Bantul – Perjalanan hidup Chairul Bachry (44), warga Tarudan, Sewon, Bantul, menjadi cermin bahwa hidayah Allah bisa datang dengan cara yang tak terduga. Niatnya mendekatkan diri pada agama sempat menjerumuskannya ke lingkaran Jamaah Islamiyah (JI). Namun, melalui ujian panjang, ia kini bangkit, memilih jalan taubat, kembali ke masyarakat, dan berikrar setia kepada NKRI.
Kisah Chairul bermula selepas lulus SMA di awal 2000-an. Suasana sosial saat itu dipenuhi isu konflik Ambon dan maraknya gerakan Laskar Jihad. Ia mulai rajin mengikuti kajian remaja dan bapak-bapak di kampung. Awalnya, pembahasan seputar penyucian jiwa. Namun, lambat laun materi kajian bergeser ke arah ideologi yang lebih keras, bahkan disertai latihan fisik.
“Menjelang gempa Bantul 2006, saya diajak baiat. Waktu itu disebut janji untuk beramal bagi Islam,” kenangnya saat ditemui di Polda DIY, Rabu (20/8/2025).
Chairul baru sadar setahun kemudian bahwa kelompok itu adalah Jamaah Islamiyah. Saat itu, aktivitasnya masih banyak di bidang kemanusiaan, seperti membantu korban gempa Bantul dengan mendirikan 11 posko relawan. Karena keahliannya di bidang desain grafis, ia lalu dipercaya mengelola publikasi dakwah hingga tabligh akbar bertema Suriah.
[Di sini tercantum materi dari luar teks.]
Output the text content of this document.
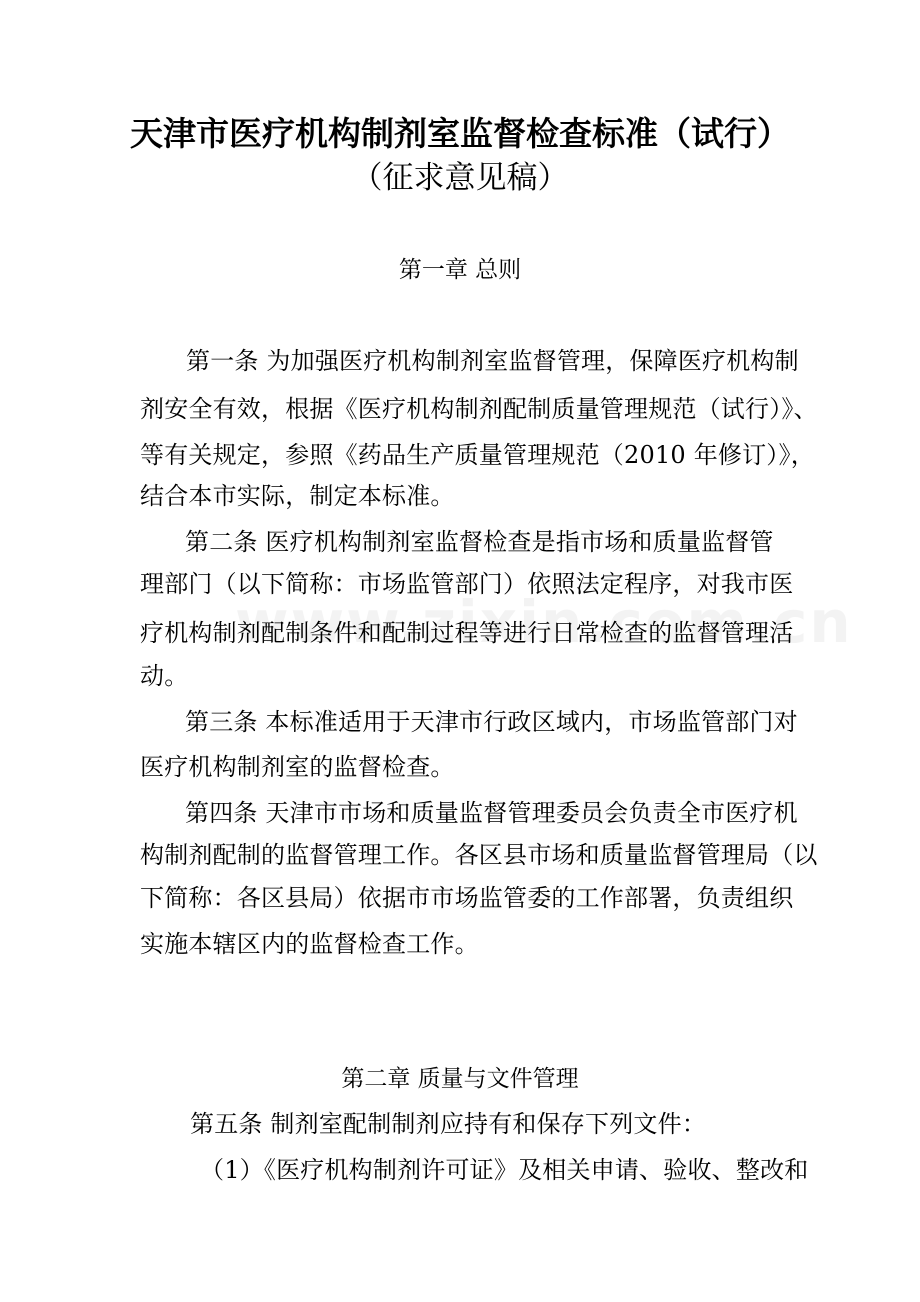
天津市医疗机构制剂室监督检查标准（试行）
（征求意见稿）
第一章 总则
第一条 为加强医疗机构制剂室监督管理，保障医疗机构制
剂安全有效，根据《医疗机构制剂配制质量管理规范（试行）》、
等有关规定，参照《药品生产质量管理规范（2010 年修订）》，
结合本市实际，制定本标准。
第二条 医疗机构制剂室监督检查是指市场和质量监督管
理部门（以下简称：市场监管部门）依照法定程序，对我市医
疗机构制剂配制条件和配制过程等进行日常检查的监督管理活
动。
第三条 本标准适用于天津市行政区域内，市场监管部门对
医疗机构制剂室的监督检查。
第四条 天津市市场和质量监督管理委员会负责全市医疗机
构制剂配制的监督管理工作。各区县市场和质量监督管理局（以
下简称：各区县局）依据市市场监管委的工作部署，负责组织
实施本辖区内的监督检查工作。
第二章 质量与文件管理
第五条 制剂室配制制剂应持有和保存下列文件：
（1）《医疗机构制剂许可证》及相关申请、验收、整改和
Bahkan sempat dipersiapkan berangkat ke luar negeri untuk penyaluran bantuan.
Namun, jalan hidupnya berubah drastis pada 2021. Chairul ditangkap aparat saat hendak menunaikan salat Jumat. Ia menjalani masa tahanan di Polda DIY, Lapas Cikeas, hingga Lapas Kelas I Surabaya.
Alih-alih tenggelam dalam penyesalan, penjara justru menjadi ruang refleksi. Chairul mendalami Al-Qur’an, mengikuti kajian, dan mendengar tausiyah yang meluruskan pandangan. “Kami belajar untuk tidak membenci polisi. Dari situ saya sadar, Islam itu bukan kebencian, tapi kasih sayang,” tuturnya.
Kesadaran itu menuntunnya pada ikrar setia kepada NKRI pada 2021. Chairul mengakui program deradikalisasi menjadi pintu hijrah baginya.
“Saya bersyukur. Radikalisme itu merusak, bukan hanya pribadi, tapi juga keluarga dan bangsa. Islam mengajarkan rahmat, bukan permusuhan,” tegasnya.
Kini, Chairul kembali hidup sederhana bersama masyarakat. Ia berjualan es alpukat kocok dan buah beku di Jalan Parangtritis, tanpa penolakan berarti dari warga. Bagi dirinya, kemerdekaan sejati kini bermakna menjaga amanah Allah dengan melindungi keluarga dan bangsa dari pengaruh ideologi sesat.
“Kita harus bentengi keluarga dari paham radikal yang bisa datang dari mana saja. Ingat firman Allah dalam Surah At-Tahrim ayat 6: ‘Wahai orang-orang yang beriman, jagalah dirimu dan keluargamu dari api neraka.’ Itu tugas kita bersama,” pesannya penuh makna.